WARNING: This story contains details of graphic violence.
A peer support coordinator at Winnipeg’s mobile overdose prevention site says staff were shocked to learn that the person shot and killed by police over a month ago was an Inuk man with a record of violence — someone they treated like family.
Winnipeg police said Jordan Charlie, 24, had an edged weapon but didn’t drop it as officers told him to, and video posted to social media shows him take a couple steps toward them before he was shot dead outside a St. James-area bus shelter in late November. Nine shots can be heard.
Charlie, an Inuk man from Taloyoak, Nunavut, accessed homeless shelters and the Tunngasugit Inuit Resource Centre while in Winnipeg, as he had no family in the city, CBC News previously learned.
Ally Seidlitz, peer support coordinator at Winnipeg’s mobile overdose prevention site, said Charlie frequented the site run by Sunshine House — a community drop-in and resource centre — and that staff grew fond of him.
“It feels like they’ve lost a family member,” Seidlitz said.
“Going to the site the day after it was revealed to be Jordan, the main feeling was like, just why? Why did they have to shoot him so many times?”

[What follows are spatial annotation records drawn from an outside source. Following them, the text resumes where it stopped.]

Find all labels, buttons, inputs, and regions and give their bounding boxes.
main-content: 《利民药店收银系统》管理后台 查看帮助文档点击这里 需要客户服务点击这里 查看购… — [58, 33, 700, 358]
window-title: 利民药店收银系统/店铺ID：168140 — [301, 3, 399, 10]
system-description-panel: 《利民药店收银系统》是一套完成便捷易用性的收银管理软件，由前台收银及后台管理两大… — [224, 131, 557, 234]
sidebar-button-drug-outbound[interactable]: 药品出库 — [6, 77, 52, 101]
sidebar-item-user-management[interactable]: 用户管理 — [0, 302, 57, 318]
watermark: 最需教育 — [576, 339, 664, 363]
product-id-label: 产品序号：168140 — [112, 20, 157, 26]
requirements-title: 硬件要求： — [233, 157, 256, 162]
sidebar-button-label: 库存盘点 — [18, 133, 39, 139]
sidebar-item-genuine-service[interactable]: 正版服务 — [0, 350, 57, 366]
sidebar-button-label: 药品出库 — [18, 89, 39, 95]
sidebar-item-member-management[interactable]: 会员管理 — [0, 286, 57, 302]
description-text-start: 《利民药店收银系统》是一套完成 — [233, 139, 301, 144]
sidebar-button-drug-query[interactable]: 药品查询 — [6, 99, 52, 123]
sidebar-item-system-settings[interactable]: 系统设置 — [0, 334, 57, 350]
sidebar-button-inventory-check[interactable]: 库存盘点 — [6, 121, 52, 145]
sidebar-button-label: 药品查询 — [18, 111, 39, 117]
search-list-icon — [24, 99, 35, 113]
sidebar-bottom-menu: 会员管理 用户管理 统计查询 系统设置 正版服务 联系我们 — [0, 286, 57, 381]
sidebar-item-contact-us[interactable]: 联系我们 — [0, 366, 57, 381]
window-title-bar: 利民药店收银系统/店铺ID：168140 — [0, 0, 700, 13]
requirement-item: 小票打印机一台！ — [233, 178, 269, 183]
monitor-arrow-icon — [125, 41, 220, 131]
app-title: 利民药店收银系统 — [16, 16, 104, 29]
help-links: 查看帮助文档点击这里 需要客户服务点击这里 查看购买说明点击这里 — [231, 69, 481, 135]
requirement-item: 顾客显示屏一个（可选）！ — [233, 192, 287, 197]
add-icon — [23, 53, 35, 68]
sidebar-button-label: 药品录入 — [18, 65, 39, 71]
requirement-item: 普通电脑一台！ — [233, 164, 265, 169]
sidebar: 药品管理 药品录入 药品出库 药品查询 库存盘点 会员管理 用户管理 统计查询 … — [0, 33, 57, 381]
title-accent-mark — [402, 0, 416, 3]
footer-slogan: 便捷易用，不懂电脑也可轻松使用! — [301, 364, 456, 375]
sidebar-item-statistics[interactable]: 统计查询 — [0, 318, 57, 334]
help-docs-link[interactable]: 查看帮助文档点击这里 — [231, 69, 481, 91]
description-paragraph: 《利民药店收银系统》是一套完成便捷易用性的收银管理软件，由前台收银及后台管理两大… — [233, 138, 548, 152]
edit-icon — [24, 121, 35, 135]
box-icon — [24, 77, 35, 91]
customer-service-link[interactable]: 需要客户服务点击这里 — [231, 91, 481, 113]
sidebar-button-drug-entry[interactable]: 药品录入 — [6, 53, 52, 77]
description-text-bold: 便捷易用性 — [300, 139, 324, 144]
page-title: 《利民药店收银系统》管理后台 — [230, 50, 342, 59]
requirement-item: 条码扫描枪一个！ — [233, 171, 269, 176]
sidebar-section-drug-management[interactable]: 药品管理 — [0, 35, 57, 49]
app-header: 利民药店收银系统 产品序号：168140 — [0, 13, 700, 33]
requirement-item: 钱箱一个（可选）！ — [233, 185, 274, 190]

Kate Kehler, executive director of the Social Planning Council of Winnipeg, says community work means more than just a paycheque for those who do it.

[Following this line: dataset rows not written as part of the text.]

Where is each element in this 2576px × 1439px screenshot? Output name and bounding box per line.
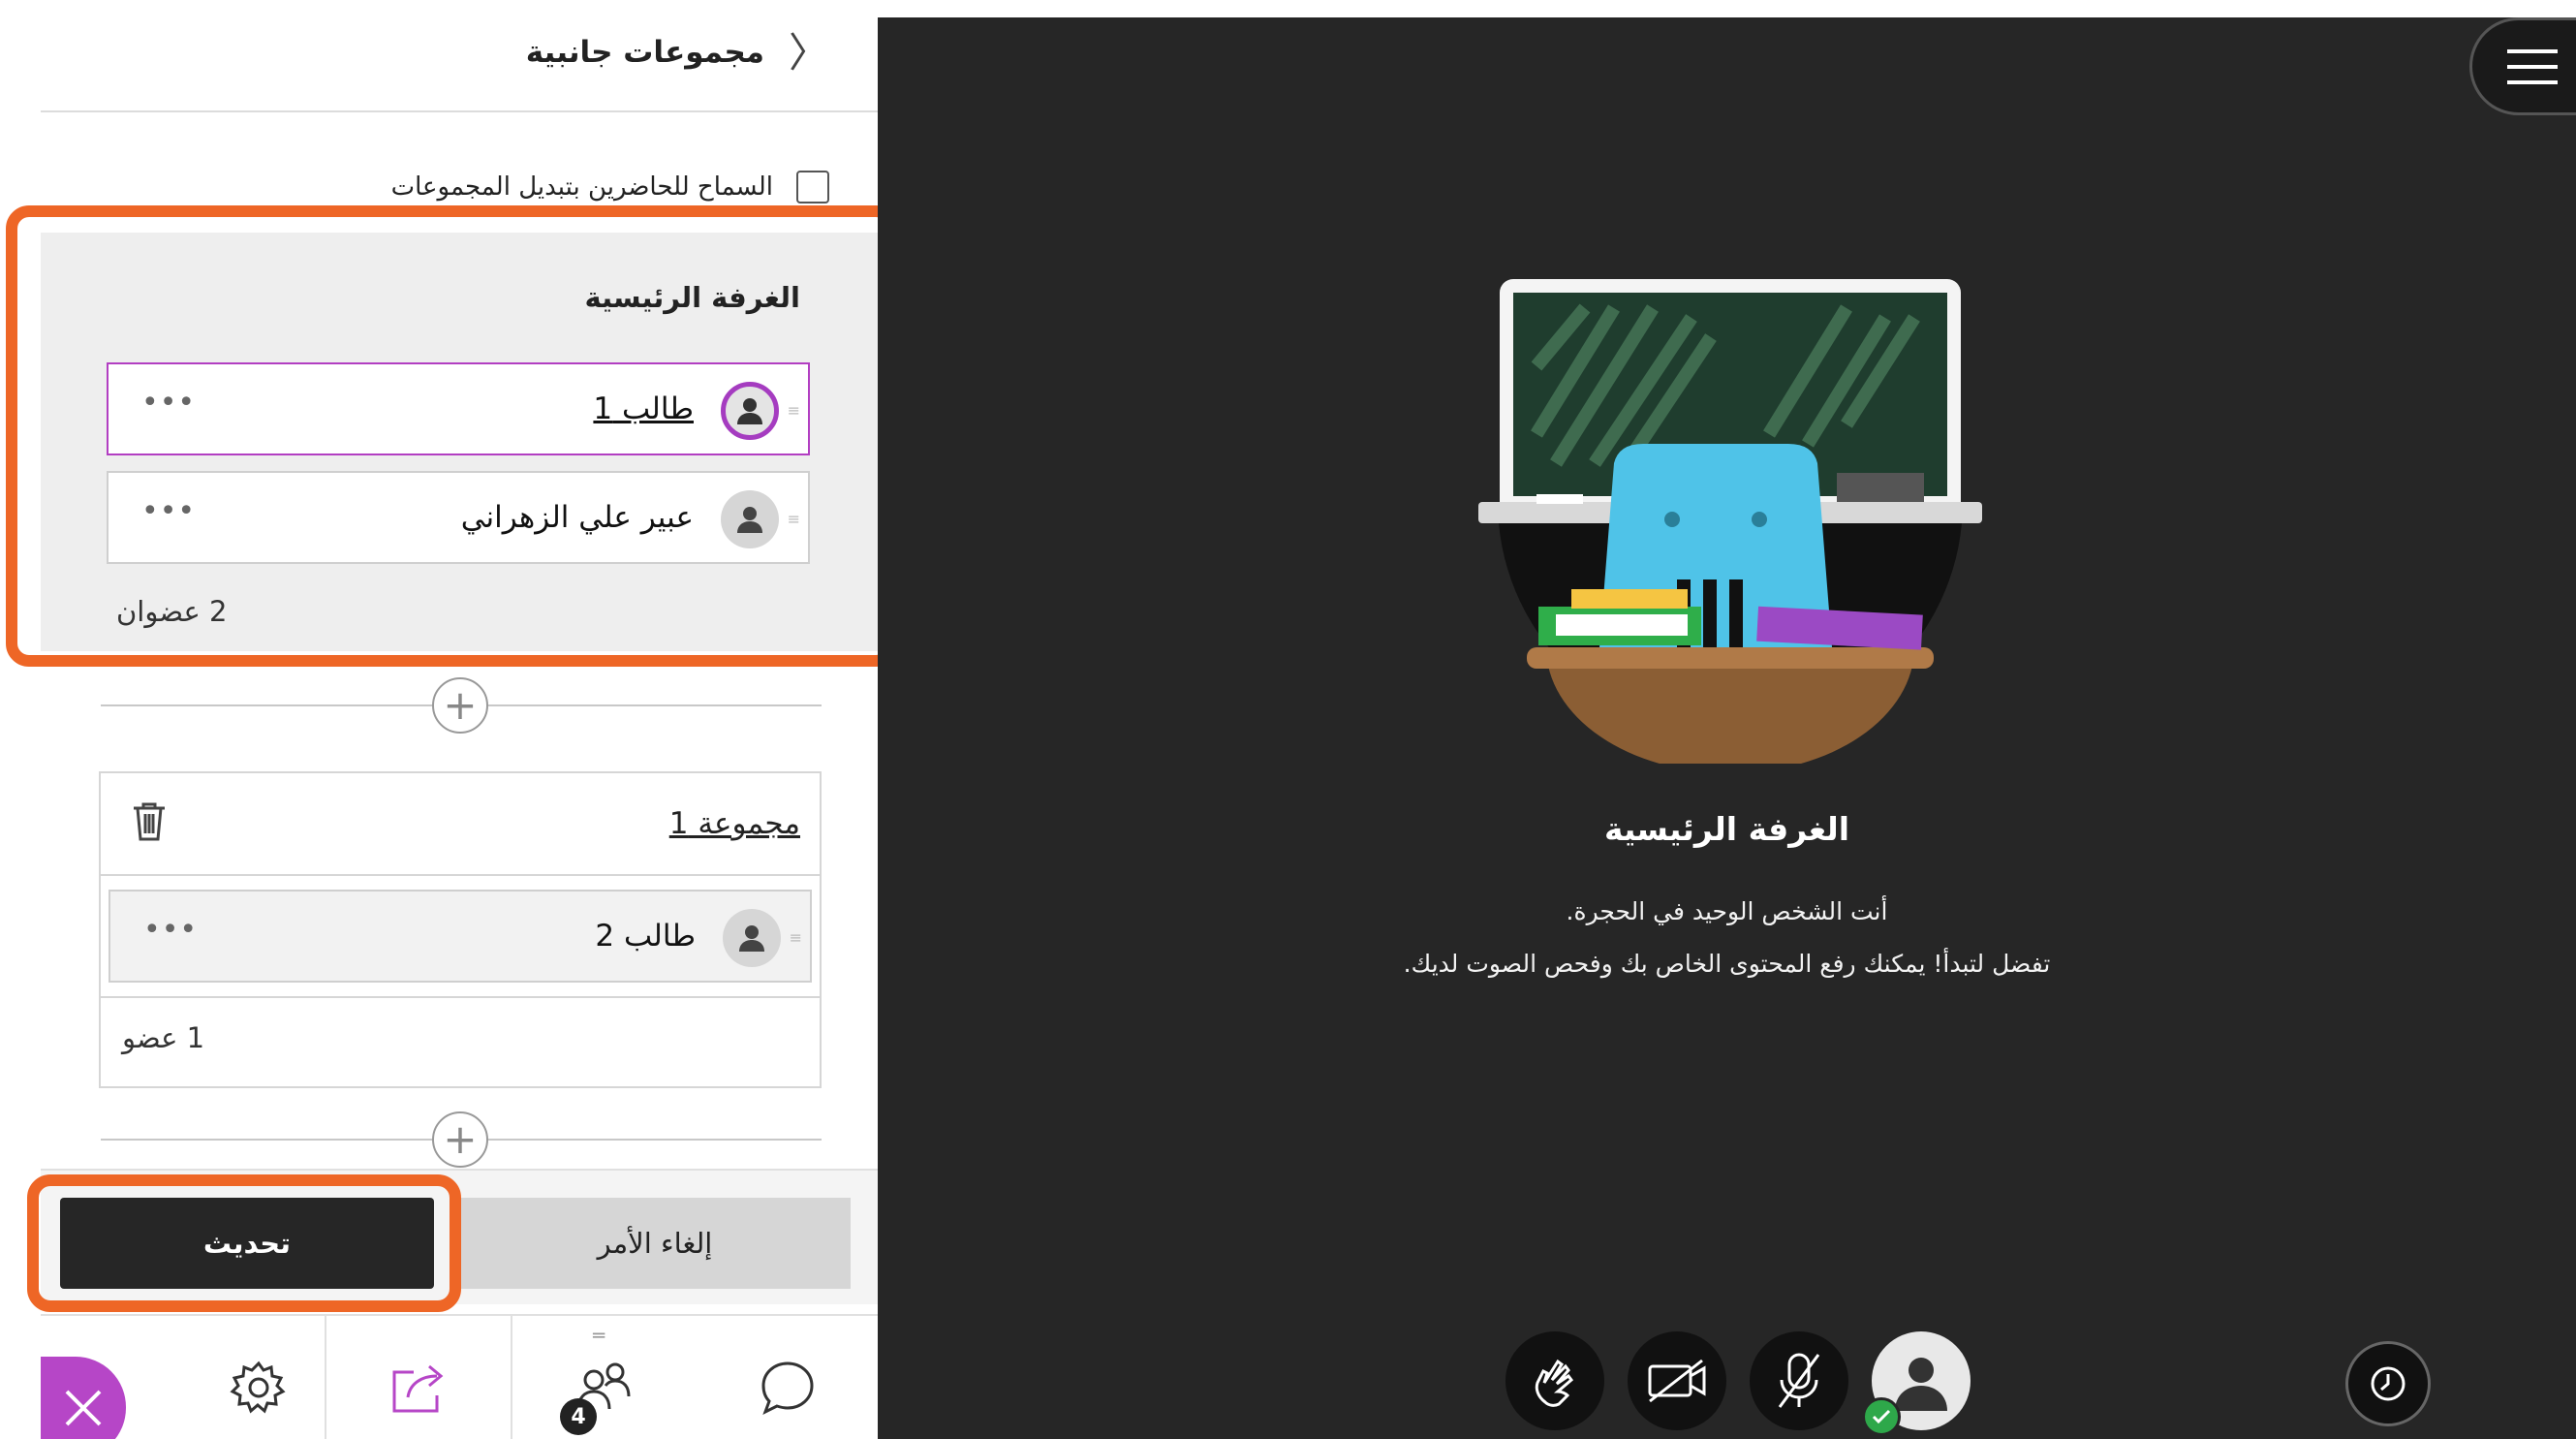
clock-icon[interactable] [2345,1341,2431,1426]
classroom-illustration [1478,279,1982,773]
stage-message-line2: تفضل لتبدأ! يمكنك رفع المحتوى الخاص بك و… [1403,950,2051,978]
share-icon[interactable] [325,1316,512,1439]
member-row[interactable]: ≡ طالب 2 ••• [109,890,812,983]
collaborate-window: مجموعات جانبية 〉 السماح للحاضرين بتبديل … [0,0,2576,1439]
update-button[interactable]: تحديث [60,1198,434,1289]
breakout-groups-panel: مجموعات جانبية 〉 السماح للحاضرين بتبديل … [41,17,878,1439]
drag-handle-icon[interactable]: ≡ [788,401,800,420]
member-row[interactable]: ≡ طالب 1 ••• [107,362,810,455]
cancel-button[interactable]: إلغاء الأمر [459,1198,851,1289]
more-options-button[interactable]: ••• [141,494,196,528]
allow-switch-label: السماح للحاضرين بتبديل المجموعات [390,172,773,202]
more-options-button[interactable]: ••• [143,913,198,947]
mic-off-icon[interactable] [1750,1331,1848,1430]
main-room-member-count: 2 عضوان [116,595,228,628]
drag-handle-icon[interactable]: ≡ [788,510,800,528]
drag-handle-icon[interactable]: ≡ [790,928,802,947]
hand-raise-icon[interactable] [1505,1331,1604,1430]
camera-off-icon[interactable] [1628,1331,1726,1430]
panel-title: مجموعات جانبية [525,35,764,70]
stage-message-line1: أنت الشخص الوحيد في الحجرة. [1566,897,1888,925]
member-name: طالب 2 [595,919,696,954]
group-name[interactable]: مجموعة 1 [669,806,800,841]
menu-icon[interactable] [2469,17,2576,115]
panel-header: مجموعات جانبية 〉 [41,17,878,112]
divider [101,996,820,998]
stage-room-title: الغرفة الرئيسية [1603,810,1850,848]
group-header: مجموعة 1 [101,773,820,876]
panel-tab-bar: ═ 4 [41,1314,878,1439]
group-section: مجموعة 1 ≡ طالب 2 ••• 1 عضو [99,771,822,1088]
member-name: عبير علي الزهراني [460,500,694,535]
main-stage: الغرفة الرئيسية أنت الشخص الوحيد في الحج… [878,17,2576,1439]
allow-switch-row[interactable]: السماح للحاضرين بتبديل المجموعات [391,171,829,203]
plus-icon[interactable]: + [432,677,488,734]
member-row[interactable]: ≡ عبير علي الزهراني ••• [107,471,810,564]
main-room-title: الغرفة الرئيسية [584,281,800,314]
trash-icon[interactable] [130,800,169,847]
allow-switch-checkbox[interactable] [796,171,829,203]
group-member-count: 1 عضو [122,1021,205,1054]
user-icon [721,490,779,548]
plus-icon[interactable]: + [432,1111,488,1168]
chat-icon[interactable] [697,1316,878,1439]
member-name: طالب 1 [593,391,694,426]
check-icon [1862,1397,1901,1436]
more-options-button[interactable]: ••• [141,386,196,420]
user-icon [721,382,779,440]
chevron-right-icon[interactable]: 〉 [789,33,829,74]
attendees-count-badge: 4 [560,1398,597,1435]
attendees-icon[interactable] [512,1316,697,1439]
gear-icon[interactable] [171,1316,346,1439]
user-icon [723,909,781,967]
main-room-section: الغرفة الرئيسية ≡ طالب 1 ••• ≡ عبير علي … [41,233,878,651]
close-icon[interactable] [41,1357,126,1439]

“It’s a caring sector, so they care about their people. They understand the challenges they face and are doing everything that they can to try and support these individuals, but they are forever chronically under-resourced in order to be able to do it.”
She says community workers need some sort of aid when someone they’ve helped care for dies violently.
“If somebody was impacted by a violent death, whether or not it’s ever deemed criminal, there should be some support,” Kehler said.
“Just like with a toxic drug death [or] any death of somebody that you have a relationship with — that you’ve worked with, that you’ve cared for, that you’ve laughed with — is going to impact you.”
‘Everyone deserves compassion’
CBC News asked the city whether it offers any support to community organizations that assisted people who later died during interactions with police, but a spokesperson deferred comment to Winnipeg police, and police deferred comment to the organizations.
A provincial spokesperson said Manitoba’s victim services program is designed to only support those who are the victim of certain Criminal Code offences, or who witnessed them.
Seidlitz believes community organizations deserve some form of support from the city when one of their clients dies the way Charlie did.
“When all of those organizations, and therefore the city, have failed this person, I think it’s them who should be offering the support, because I think, like, no one really knows what to do when these things happen and I don’t think the support is really there,” she said.
While Seidlitz does have access to therapy through her employee benefits, she says not all community workers are so lucky.
“I think making low-barrier [and] low-cost therapy more accessible to everyone, especially frontline workers, is crucial.”
Ally Seidlitz, peer support coordinator at Sunshine House’s mobile overdose prevention site, says it’s difficult to come to terms with the fact that Charlie committed violence, but says he was dealt ‘a really, really, really tough hand in this life.’ (Submitted by Ally Seidlitz)
Charlie was stuck in Winnipeg after finishing a sentence at Stony Mountain Institution, having been sent there in September 2019 to serve more than four years for two unprovoked, violent attacks in Yellowknife.
He had chronic mental health issues and other conditions, such as fetal alcohol spectrum disorder, a traumatic brain injury, oppositional defiant disorder, intellectual disability and low cognitive function, according to a Parole Board of Canada decision from 2023.
Shortly before he was shot, police said officers were carrying out a “project” as part of the retail theft initiative near Winnipeg’s Unicity Shopping Centre, and that Charlie had stabbed an officer in the neck before guns were drawn.
Seidlitz says she believes Charlie might have been stealing food in the lead-up to the stabbing.
He had just been released from custody five days before his death, after finishing a different sentence for assault and weapons-related charges connected to a string of violent incidents in the city between February and June 2024.
It’s difficult for Seidlitz to come to terms with the fact that the person she knew committed those crimes, but she says Charlie was dealt “a really, really, really tough hand in this life.”
She hopes people can try to be empathetic and understand Charlie’s circumstances before making judgments about his violent history, saying someone in a crisis state who faces challenges is eventually going to “do something rash.”
Seidlitz remembers Charlie as a silly and sweet person.
“I think everyone is capable of doing things that they’re not proud of, but I think that everyone deserves compassion on the other end of that,” she said.
“The real heartbreak of all of this is that he’s never going to get to be more than that, like, he’s never going to get to outgrow those circumstances and prove everyone wrong.”